The counselling given may be casual; it is brief, and it may be superficial in that it is not extensive or intensive.
The need for help is important even though slight, and the relationship maintained through the brief contact should not be less than that maintained during the long counselling session.
Counselling at the next level requires a more prolonged contact because the counselee needs more and complicated information.
He may, for example, wish assistance in planning a programme of study for a two or four year period.
As the problems became more complicated and as more intensive study of the case is required, and more specialised help is needed, counselling at deeper levels becomes necessary.
When the student is seriously disturbed, therapeutic counselling may be needed. Williamson feels that counselling is needed not only for helping individuals to gain insight into their emotional conflicts but also for helping them with problems stemming from lack of information, such as information about vocational aptitudes and interests or about work opportunities, so that they may conduct their future adjustments in such a way, that a ‘minimum of maladaptive repressions’ occur.

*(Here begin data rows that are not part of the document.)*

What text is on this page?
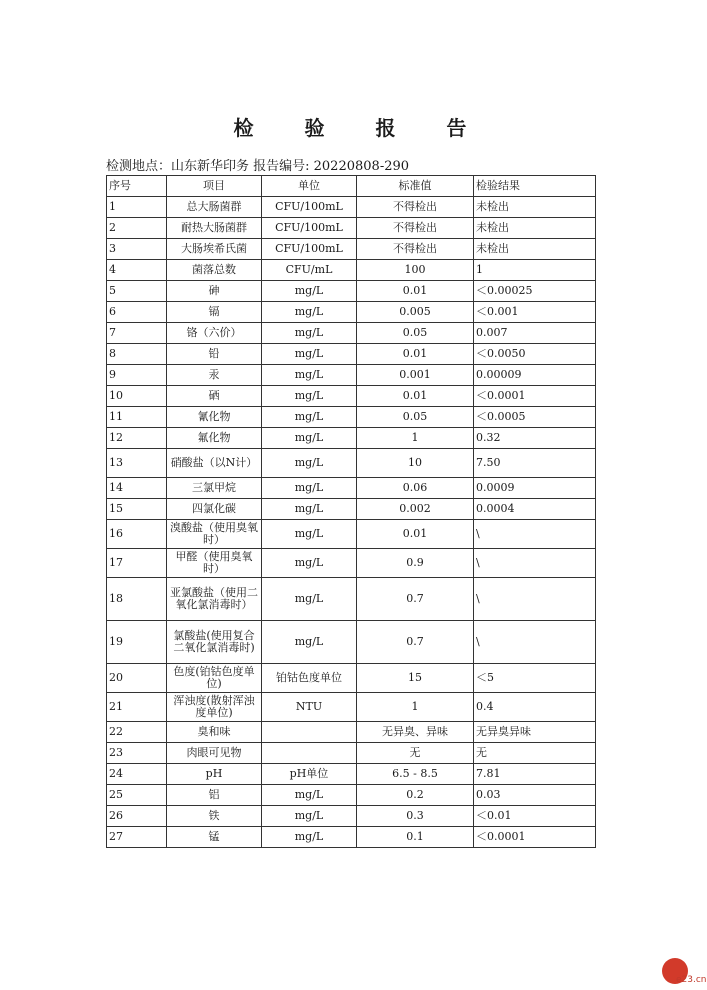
检 验 报 告
检测地点：山东新华印务 报告编号: 20220808-290
序号	项目	单位	标准值	检验结果
1	总大肠菌群	CFU/100mL	不得检出	未检出
2	耐热大肠菌群	CFU/100mL	不得检出	未检出
3	大肠埃希氏菌	CFU/100mL	不得检出	未检出
4	菌落总数	CFU/mL	100	1
5	砷	mg/L	0.01	＜0.00025
6	镉	mg/L	0.005	＜0.001
7	铬（六价）	mg/L	0.05	0.007
8	铅	mg/L	0.01	＜0.0050
9	汞	mg/L	0.001	0.00009
10	硒	mg/L	0.01	＜0.0001
11	氰化物	mg/L	0.05	＜0.0005
12	氟化物	mg/L	1	0.32
13	硝酸盐（以N计）	mg/L	10	7.50
14	三氯甲烷	mg/L	0.06	0.0009
15	四氯化碳	mg/L	0.002	0.0004
16	溴酸盐（使用臭氧时）	mg/L	0.01	\
17	甲醛（使用臭氧时）	mg/L	0.9	\
18	亚氯酸盐（使用二氧化氯消毒时）	mg/L	0.7	\
19	氯酸盐(使用复合二氧化氯消毒时)	mg/L	0.7	\
20	色度(铂钴色度单位)	铂钴色度单位	15	＜5
21	浑浊度(散射浑浊度单位)	NTU	1	0.4
22	臭和味		无异臭、异味	无异臭异味
23	肉眼可见物		无	无
24	pH	pH单位	6.5 - 8.5	7.81
25	铝	mg/L	0.2	0.03
26	铁	mg/L	0.3	＜0.01
27	锰	mg/L	0.1	＜0.0001
e23.cn
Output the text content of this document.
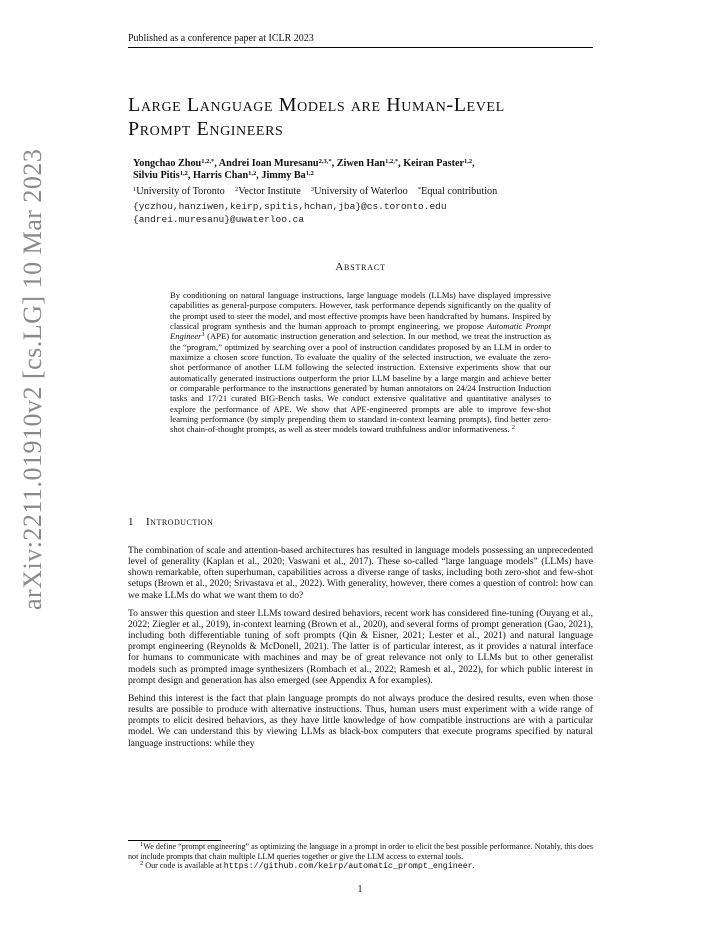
Published as a conference paper at ICLR 2023
arXiv:2211.01910v2 [cs.LG] 10 Mar 2023
Large Language Models are Human-Level
Prompt Engineers
Yongchao Zhou$^{1,2,*}$, Andrei Ioan Muresanu$^{2,3,*}$, Ziwen Han$^{1,2,*}$, Keiran Paster$^{1,2}$,
Silviu Pitis$^{1,2}$, Harris Chan$^{1,2}$, Jimmy Ba$^{1,2}$
$^1$University of Toronto $^2$Vector Institute $^3$University of Waterloo *Equal contribution
{yczhou,hanziwen,keirp,spitis,hchan,jba}@cs.toronto.edu
{andrei.muresanu}@uwaterloo.ca
Abstract
By conditioning on natural language instructions, large language models (LLMs) have displayed impressive capabilities as general-purpose computers. However, task performance depends significantly on the quality of the prompt used to steer the model, and most effective prompts have been handcrafted by humans. Inspired by classical program synthesis and the human approach to prompt engineering, we propose Automatic Prompt Engineer$^1$ (APE) for automatic instruction generation and selection. In our method, we treat the instruction as the “program,” optimized by searching over a pool of instruction candidates proposed by an LLM in order to maximize a chosen score function. To evaluate the quality of the selected instruction, we evaluate the zero-shot performance of another LLM following the selected instruction. Extensive experiments show that our automatically generated instructions outperform the prior LLM baseline by a large margin and achieve better or comparable performance to the instructions generated by human annotators on 24/24 Instruction Induction tasks and 17/21 curated BIG-Bench tasks. We conduct extensive qualitative and quantitative analyses to explore the performance of APE. We show that APE-engineered prompts are able to improve few-shot learning performance (by simply prepending them to standard in-context learning prompts), find better zero-shot chain-of-thought prompts, as well as steer models toward truthfulness and/or informativeness. $^2$
1 Introduction

The combination of scale and attention-based architectures has resulted in language models possessing an unprecedented level of generality (Kaplan et al., 2020; Vaswani et al., 2017). These so-called “large language models” (LLMs) have shown remarkable, often superhuman, capabilities across a diverse range of tasks, including both zero-shot and few-shot setups (Brown et al., 2020; Srivastava et al., 2022). With generality, however, there comes a question of control: how can we make LLMs do what we want them to do?

To answer this question and steer LLMs toward desired behaviors, recent work has considered fine-tuning (Ouyang et al., 2022; Ziegler et al., 2019), in-context learning (Brown et al., 2020), and several forms of prompt generation (Gao, 2021), including both differentiable tuning of soft prompts (Qin & Eisner, 2021; Lester et al., 2021) and natural language prompt engineering (Reynolds & McDonell, 2021). The latter is of particular interest, as it provides a natural interface for humans to communicate with machines and may be of great relevance not only to LLMs but to other generalist models such as prompted image synthesizers (Rombach et al., 2022; Ramesh et al., 2022), for which public interest in prompt design and generation has also emerged (see Appendix A for examples).

Behind this interest is the fact that plain language prompts do not always produce the desired results, even when those results are possible to produce with alternative instructions. Thus, human users must experiment with a wide range of prompts to elicit desired behaviors, as they have little knowledge of how compatible instructions are with a particular model. We can understand this by viewing LLMs as black-box computers that execute programs specified by natural language instructions: while they

$^1$We define “prompt engineering” as optimizing the language in a prompt in order to elicit the best possible performance. Notably, this does not include prompts that chain multiple LLM queries together or give the LLM access to external tools.

$^2$ Our code is available at https://github.com/keirp/automatic_prompt_engineer.

1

It is generally accepted that rapport is a necessary precondition for counselling. Rapport between counsellor and counselee is thought to be present when the counselee feels the need for help, when he comes to the counsellor willingly because he feels that the counsellor can help him, and when the counsellor is deeply understanding and sympathetic and has only one purpose—to be of assistance to the counselee.
There seems to be a difference of opinion regarding the place of rapport in counselling. Some authorities feel the rapport is essential for counselling, that is, that it is necessary to establish rapport before counselling can function.
If this is true, then the great majority of high-school students, being sent by teacher or principal, cannot have any counselling until rapport is established. Establishing rapport is a function of counselling, therefore the counsellor’s effort to attain rapport is itself counselling.